Illustration of Razan Zaitouneh. Credit: Agata Nowicka/Illo.pl
Editor's note: The following profile is a first-person narrative by Metro World News reporter Elisabeth Braw.
"Do you know any Syrian democracy activists who’re still in Syria and can tell me what’s happening?" I asked a Syrian friend in exile last year.
He immediately directed me to Razan Zaitouneh, a young female lawyer who, completely unafraid, documented human rights violations in Syria’s vicious armed conflict.
Zaitouneh, now 36, promptly got back to me. Even better, she agreed to an interview, even though it would put her at immense risk. Working for the Violations Documentation Center (VDC), Zaitouneh, her husband and several other activists documented human rights abuses on all sides of the conflict.
They constantly paid the price by being arrested and sent to prison. Zaitouneh put me in touch with one of her friends, Osama Nassar, a young father, who was just as brave as her. He had a wife and a young daughter, and he’d been arrested and tortured several times. He’d gone into hiding and was only able to occasionally see his family. Even so, he fearlessly kept compiling human rights violations. We remained in contact, and he always willingly answered my questions, even though doing so posed an extreme risk to his life.
I’m writing this in the past tense because Zaitouneh, her husband and fellow human rights activists have been abducted. Five days before her abduction, Zaitouneh recorded this moving testimony. I haven’t heard from Osama either. Has he been arrested? Worse? All I know is that on Nov. 30, he posted his last entry on his blog. Earlier that month, his wife had given birth to a baby at a field hospital that was under bombardment.

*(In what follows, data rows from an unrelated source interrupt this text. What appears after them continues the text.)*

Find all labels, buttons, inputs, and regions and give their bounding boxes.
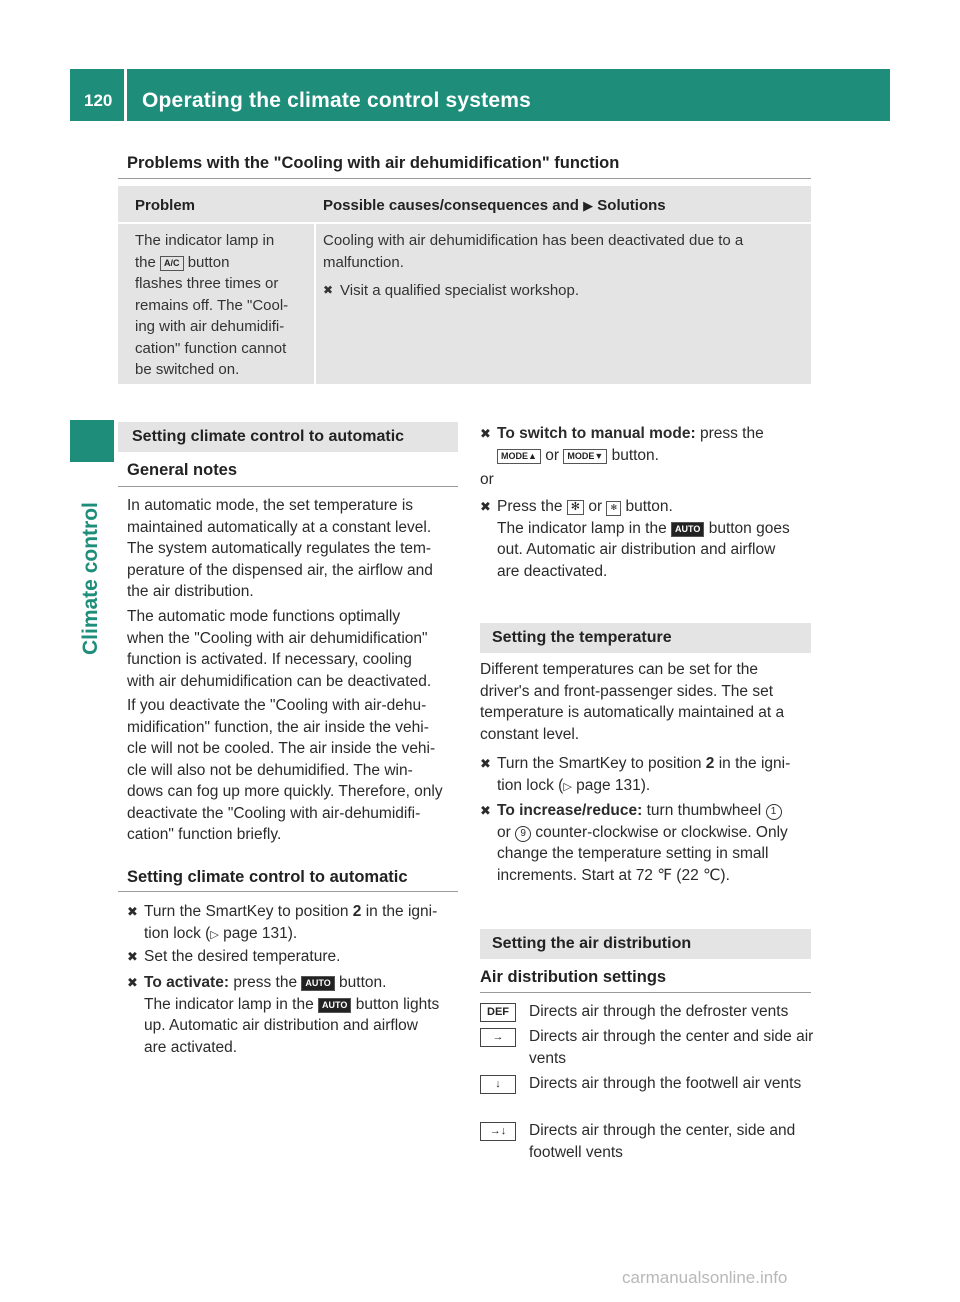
text-line: cle will not be cooled. The air inside the vehi- xyxy=(127,740,436,757)
text-span: The indicator lamp in the xyxy=(144,995,314,1013)
position-value: 2 xyxy=(352,903,362,920)
auto-button-icon: AUTO xyxy=(301,976,334,991)
section-title-box xyxy=(118,422,458,452)
mode-down-button-icon: MODE▼ xyxy=(563,449,607,464)
center-side-footwell-vents-icon: →↓ xyxy=(480,1122,516,1141)
fan-up-button-icon: ✻ xyxy=(567,500,584,515)
text-span: button. xyxy=(339,974,387,991)
text-line: If you deactivate the "Cooling with air-dehu- xyxy=(127,697,427,714)
text-line: In automatic mode, the set temperature is xyxy=(127,497,414,514)
step-body: Set the desired temperature. xyxy=(144,948,341,965)
text-line: Different temperatures can be set for the xyxy=(480,661,759,678)
problem-line: ing with air dehumidifi- xyxy=(135,318,285,335)
text-line: cle will also not be dehumidified. The win- xyxy=(127,761,413,779)
air-distribution-section-title: Setting the air distribution xyxy=(492,935,692,952)
list-item-text: Directs air through the center and side air vents xyxy=(529,1028,814,1067)
text-line xyxy=(144,972,467,994)
list-item-text: Directs air through the defroster vents xyxy=(529,1003,789,1020)
footwell-vents-icon: ↓ xyxy=(480,1075,516,1094)
ac-button-icon: A/C xyxy=(160,256,184,271)
text-span: counter-clockwise or clockwise. Only xyxy=(535,823,788,841)
text-line xyxy=(497,423,820,445)
instruction-step xyxy=(480,753,820,798)
text-line: out. Automatic air distribution and airflow xyxy=(497,541,776,558)
text-line: midification" function, the air inside the vehi- xyxy=(127,718,429,736)
thumbwheel-9-icon: 9 xyxy=(515,826,531,842)
text-span: press the xyxy=(699,425,764,442)
divider xyxy=(118,486,458,487)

When we want to gauge the human suffering in Syria, we’d do well to think of Razan Zaitouneh and Osama Nassar. They’re young, they’re well-educated, and they could easily have escaped to the West. Zaitouneh, the winner of many international human rights awards, could easily have gotten a prestigious post. Instead, they chose to remain in Syria to fight for human rights.
And we should ask ourselves: Would we be as brave?